I just fixed a teeny tiny bug in my relicensing script.
While recursing, it was checking directories against the excluded list by doing an endsWith(). However, one of the directories to be excluded was “ef” (Electrical Fire), an obsolete piece of debugging code, and it turns out that this was matching all directories ending in “ef” – like, for example “pref”.
This small fix has revealed 3500 more files to be relicensed that heretofore I had not suspected the existence of.
Today’s lesson then, children, is: Don’t trust new tools absolutely. Run cheap cross-checks.
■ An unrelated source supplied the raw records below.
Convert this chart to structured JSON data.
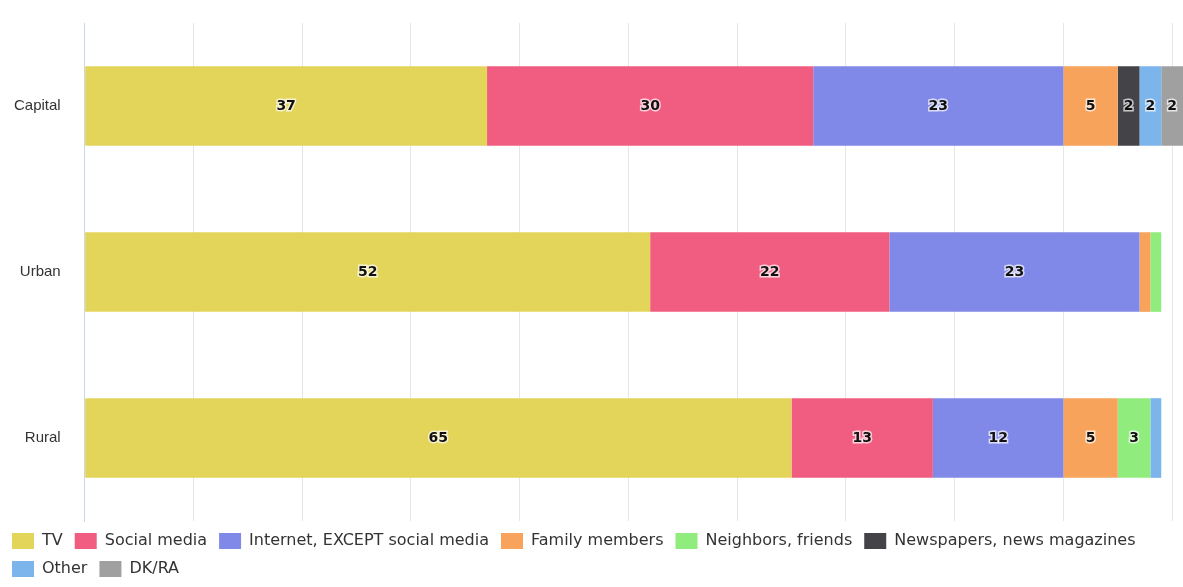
{
  "chart_data": {
    "type": "bar",
    "orientation": "horizontal",
    "stacked": true,
    "categories": [
      "Capital",
      "Urban",
      "Rural"
    ],
    "xlim": [
      0,
      101
    ],
    "xticks": [
      {
        "value": 0,
        "label": null
      },
      {
        "value": 10,
        "label": null
      },
      {
        "value": 20,
        "label": null
      },
      {
        "value": 30,
        "label": null
      },
      {
        "value": 40,
        "label": null
      },
      {
        "value": 50,
        "label": null
      },
      {
        "value": 60,
        "label": null
      },
      {
        "value": 70,
        "label": null
      },
      {
        "value": 80,
        "label": null
      },
      {
        "value": 90,
        "label": null
      },
      {
        "value": 100,
        "label": null
      }
    ],
    "tick_labels": "y",
    "grid": "x",
    "legend": "bottom",
    "series": [
      {
        "name": "TV",
        "color": "#e3d45a",
        "values": [
          37,
          52,
          65
        ],
        "value_labels": [
          "37",
          "52",
          "65"
        ]
      },
      {
        "name": "Social media",
        "color": "#f15d80",
        "values": [
          30,
          22,
          13
        ],
        "value_labels": [
          "30",
          "22",
          "13"
        ]
      },
      {
        "name": "Internet, EXCEPT social media",
        "color": "#8088e8",
        "values": [
          23,
          23,
          12
        ],
        "value_labels": [
          "23",
          "23",
          "12"
        ]
      },
      {
        "name": "Family members",
        "color": "#f7a35c",
        "values": [
          5,
          1,
          5
        ],
        "value_labels": [
          "5",
          null,
          "5"
        ]
      },
      {
        "name": "Neighbors, friends",
        "color": "#90ed7d",
        "values": [
          null,
          1,
          3
        ],
        "value_labels": [
          null,
          null,
          "3"
        ]
      },
      {
        "name": "Newspapers, news magazines",
        "color": "#434348",
        "values": [
          2,
          null,
          null
        ],
        "value_labels": [
          "2",
          null,
          null
        ]
      },
      {
        "name": "Other",
        "color": "#7cb5ec",
        "values": [
          2,
          null,
          1
        ],
        "value_labels": [
          "2",
          null,
          null
        ]
      },
      {
        "name": "DK/RA",
        "color": "#a0a0a0",
        "values": [
          2,
          null,
          null
        ],
        "value_labels": [
          "2",
          null,
          null
        ]
      }
    ]
  }
}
[Update 5.47pm]: OK, so the fix had a bug. The actual number of files is 91, not 3500. Second lesson for today: don’t be too eager to write blog posts explaining your own foolishness, lest you demonstrate it to the world in unintended ways…
http://lxr.mozilla.org/mozilla/source/ef/README.html does not sound like this is debugging code… http://www.mozilla.org/projects/ef/ even less so.
Oops, indeed. I was confusing it with Electric Fence.
Just out of curiosity, how much more needs to be done before the relicensing is completely done?
James: Not very much; but after four years, I’ve grown wary of giving dates :-) It’ll be done when it’s done; but the Foundation does see it as a priority, and the time I’m spending on it reflects that.